Ironically, for an earnest study of how to be successful and stay sane, ‘Affluenza’ is destined to become a kind of perverse status symbol. By sporting a copy on the Tube or the bus, the reader can be assumed to be saying: Yes, I’m successful enough, well-to-do enough and middle-class enough to need to heed this book’s advice.
But for those willing to give it a serious read, there’s plenty of good stuff here. James, that psychologist bloke from the Guardian, begins with a less-than-subtle self-diagnosis questionnaire: ‘Recently, has it seemed to you that there is no light at the end of the tunnel? Have you felt pathetic, incompetent or useless?’ He then continues with his (somewhat ill-conceived and insensitive) ‘bourgeois anxiety as HIV’ metaphor, smugly identifying emotionally distressed affluenza ‘sufferers’ among his rather gripping case studies garnered from round the globe.
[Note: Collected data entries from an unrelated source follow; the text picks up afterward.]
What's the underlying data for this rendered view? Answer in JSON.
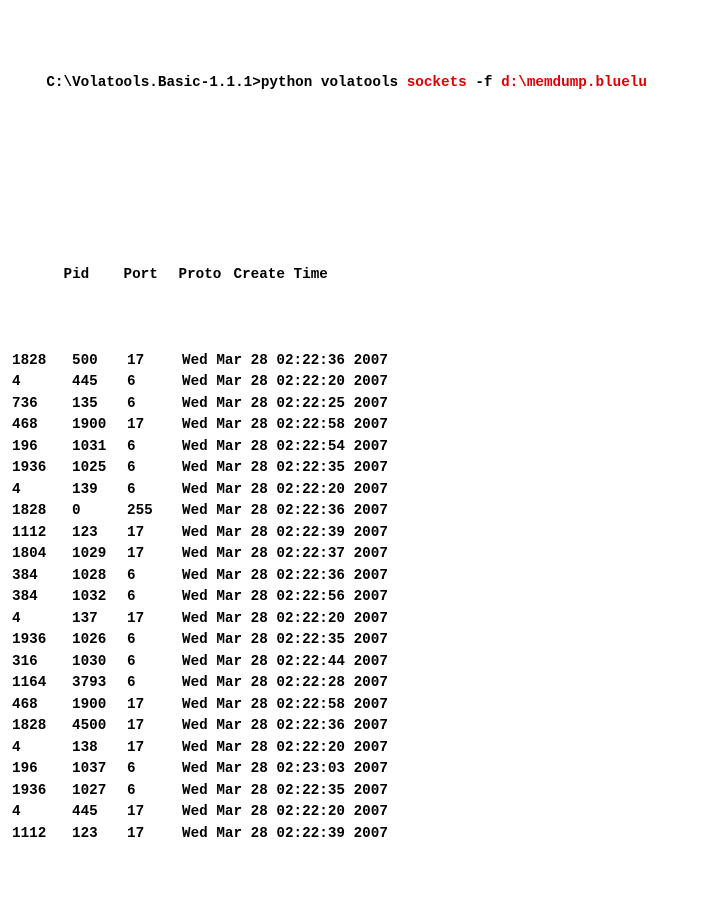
{
  "prompt": {
    "cwd": "C:\\Volatools.Basic-1.1.1>",
    "cmd1": "python volatools ",
    "cmd_highlight1": "sockets ",
    "flag": "-f ",
    "cmd_highlight2": "d:\\memdump.bluelu"
  },
  "headers": {
    "pid": "Pid",
    "port": "Port",
    "proto": "Proto",
    "time": "Create Time"
  },
  "rows": [
    {
      "pid": "1828",
      "port": "500",
      "proto": "17",
      "time": "Wed Mar 28 02:22:36 2007"
    },
    {
      "pid": "4",
      "port": "445",
      "proto": "6",
      "time": "Wed Mar 28 02:22:20 2007"
    },
    {
      "pid": "736",
      "port": "135",
      "proto": "6",
      "time": "Wed Mar 28 02:22:25 2007"
    },
    {
      "pid": "468",
      "port": "1900",
      "proto": "17",
      "time": "Wed Mar 28 02:22:58 2007"
    },
    {
      "pid": "196",
      "port": "1031",
      "proto": "6",
      "time": "Wed Mar 28 02:22:54 2007"
    },
    {
      "pid": "1936",
      "port": "1025",
      "proto": "6",
      "time": "Wed Mar 28 02:22:35 2007"
    },
    {
      "pid": "4",
      "port": "139",
      "proto": "6",
      "time": "Wed Mar 28 02:22:20 2007"
    },
    {
      "pid": "1828",
      "port": "0",
      "proto": "255",
      "time": "Wed Mar 28 02:22:36 2007"
    },
    {
      "pid": "1112",
      "port": "123",
      "proto": "17",
      "time": "Wed Mar 28 02:22:39 2007"
    },
    {
      "pid": "1804",
      "port": "1029",
      "proto": "17",
      "time": "Wed Mar 28 02:22:37 2007"
    },
    {
      "pid": "384",
      "port": "1028",
      "proto": "6",
      "time": "Wed Mar 28 02:22:36 2007"
    },
    {
      "pid": "384",
      "port": "1032",
      "proto": "6",
      "time": "Wed Mar 28 02:22:56 2007"
    },
    {
      "pid": "4",
      "port": "137",
      "proto": "17",
      "time": "Wed Mar 28 02:22:20 2007"
    },
    {
      "pid": "1936",
      "port": "1026",
      "proto": "6",
      "time": "Wed Mar 28 02:22:35 2007"
    },
    {
      "pid": "316",
      "port": "1030",
      "proto": "6",
      "time": "Wed Mar 28 02:22:44 2007"
    },
    {
      "pid": "1164",
      "port": "3793",
      "proto": "6",
      "time": "Wed Mar 28 02:22:28 2007"
    },
    {
      "pid": "468",
      "port": "1900",
      "proto": "17",
      "time": "Wed Mar 28 02:22:58 2007"
    },
    {
      "pid": "1828",
      "port": "4500",
      "proto": "17",
      "time": "Wed Mar 28 02:22:36 2007"
    },
    {
      "pid": "4",
      "port": "138",
      "proto": "17",
      "time": "Wed Mar 28 02:22:20 2007"
    },
    {
      "pid": "196",
      "port": "1037",
      "proto": "6",
      "time": "Wed Mar 28 02:23:03 2007"
    },
    {
      "pid": "1936",
      "port": "1027",
      "proto": "6",
      "time": "Wed Mar 28 02:22:35 2007"
    },
    {
      "pid": "4",
      "port": "445",
      "proto": "17",
      "time": "Wed Mar 28 02:22:20 2007"
    },
    {
      "pid": "1112",
      "port": "123",
      "proto": "17",
      "time": "Wed Mar 28 02:22:39 2007"
    }
  ]
}
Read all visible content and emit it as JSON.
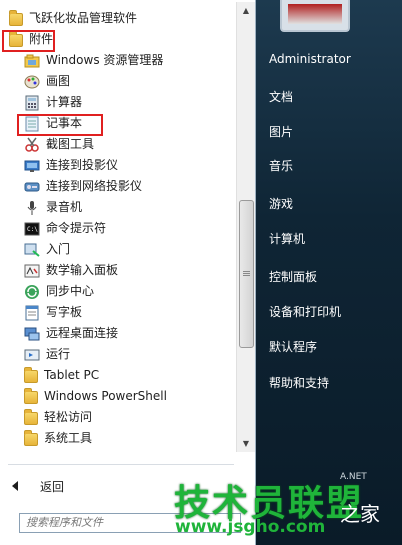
{
  "programs": {
    "items": [
      {
        "label": "飞跃化妆品管理软件",
        "icon": "folder-icon",
        "level": 0
      },
      {
        "label": "附件",
        "icon": "folder-icon",
        "level": 0
      },
      {
        "label": "Windows 资源管理器",
        "icon": "explorer-icon",
        "level": 1
      },
      {
        "label": "画图",
        "icon": "paint-icon",
        "level": 1
      },
      {
        "label": "计算器",
        "icon": "calculator-icon",
        "level": 1
      },
      {
        "label": "记事本",
        "icon": "notepad-icon",
        "level": 1
      },
      {
        "label": "截图工具",
        "icon": "scissors-icon",
        "level": 1
      },
      {
        "label": "连接到投影仪",
        "icon": "projector-icon",
        "level": 1
      },
      {
        "label": "连接到网络投影仪",
        "icon": "network-projector-icon",
        "level": 1
      },
      {
        "label": "录音机",
        "icon": "microphone-icon",
        "level": 1
      },
      {
        "label": "命令提示符",
        "icon": "cmd-icon",
        "level": 1
      },
      {
        "label": "入门",
        "icon": "getting-started-icon",
        "level": 1
      },
      {
        "label": "数学输入面板",
        "icon": "math-input-icon",
        "level": 1
      },
      {
        "label": "同步中心",
        "icon": "sync-icon",
        "level": 1
      },
      {
        "label": "写字板",
        "icon": "wordpad-icon",
        "level": 1
      },
      {
        "label": "远程桌面连接",
        "icon": "remote-desktop-icon",
        "level": 1
      },
      {
        "label": "运行",
        "icon": "run-icon",
        "level": 1
      },
      {
        "label": "Tablet PC",
        "icon": "folder-icon",
        "level": 1
      },
      {
        "label": "Windows PowerShell",
        "icon": "folder-icon",
        "level": 1
      },
      {
        "label": "轻松访问",
        "icon": "folder-icon",
        "level": 1
      },
      {
        "label": "系统工具",
        "icon": "folder-icon",
        "level": 1
      }
    ],
    "back_label": "返回",
    "search_placeholder": "搜索程序和文件"
  },
  "right": {
    "items": [
      "Administrator",
      "文档",
      "图片",
      "音乐",
      "游戏",
      "计算机",
      "控制面板",
      "设备和打印机",
      "默认程序",
      "帮助和支持"
    ]
  },
  "watermark": {
    "title": "技术员联盟",
    "url": "www.jsgho.com",
    "suffix": "之家",
    "small": "A.NET"
  },
  "colors": {
    "highlight_border": "#e02020",
    "right_pane": "#0f2535",
    "watermark_green": "#1fb43a"
  }
}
The obscenely loaded/near-suicidal ‘Sam’ from New York has to be read about to be believed, but we meet plenty of more life-affirming characters, too.
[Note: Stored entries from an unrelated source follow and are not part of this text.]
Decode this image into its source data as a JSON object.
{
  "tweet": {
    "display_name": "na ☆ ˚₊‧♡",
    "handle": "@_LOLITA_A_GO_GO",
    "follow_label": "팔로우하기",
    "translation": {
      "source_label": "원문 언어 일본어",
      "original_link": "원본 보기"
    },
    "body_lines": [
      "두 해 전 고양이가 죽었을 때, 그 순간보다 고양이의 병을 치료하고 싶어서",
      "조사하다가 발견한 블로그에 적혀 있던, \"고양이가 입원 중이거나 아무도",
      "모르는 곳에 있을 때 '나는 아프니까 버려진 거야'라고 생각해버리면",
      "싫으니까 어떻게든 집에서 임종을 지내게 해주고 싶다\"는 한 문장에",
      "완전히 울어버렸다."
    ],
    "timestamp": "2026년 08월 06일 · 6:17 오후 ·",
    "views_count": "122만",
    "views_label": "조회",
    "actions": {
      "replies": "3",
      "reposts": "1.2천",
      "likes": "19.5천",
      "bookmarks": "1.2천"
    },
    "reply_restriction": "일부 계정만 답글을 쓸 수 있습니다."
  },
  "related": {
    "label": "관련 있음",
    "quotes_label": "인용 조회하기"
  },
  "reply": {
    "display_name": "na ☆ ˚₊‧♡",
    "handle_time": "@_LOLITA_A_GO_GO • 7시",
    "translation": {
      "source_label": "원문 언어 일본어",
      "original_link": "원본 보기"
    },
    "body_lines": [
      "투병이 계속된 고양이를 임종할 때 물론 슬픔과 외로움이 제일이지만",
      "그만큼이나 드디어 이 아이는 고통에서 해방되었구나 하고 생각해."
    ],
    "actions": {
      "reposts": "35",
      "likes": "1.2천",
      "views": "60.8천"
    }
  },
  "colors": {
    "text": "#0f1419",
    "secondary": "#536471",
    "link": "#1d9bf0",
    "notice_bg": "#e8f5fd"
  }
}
Yet despite all this good work, James’ suggested ‘vaccines’ against ‘the virus’ are disappointingly obvious: work less, have more meaningful relationships and spend more time with the kids. (Indeed, many a page dwells on the importance of family life, reiterating the conclusion of his previous book, ‘They F*** You Up’.) James’ most ambitious and therefore most interesting recommendations come right at the end, in the form of a sort of open letter to Blair and Brown. But if none of the above works, you can always move to Denmark: with their generous childcare provision and healthy attitudes to working hours, the Danes are the sanest lot in James’ mad, middle-class world.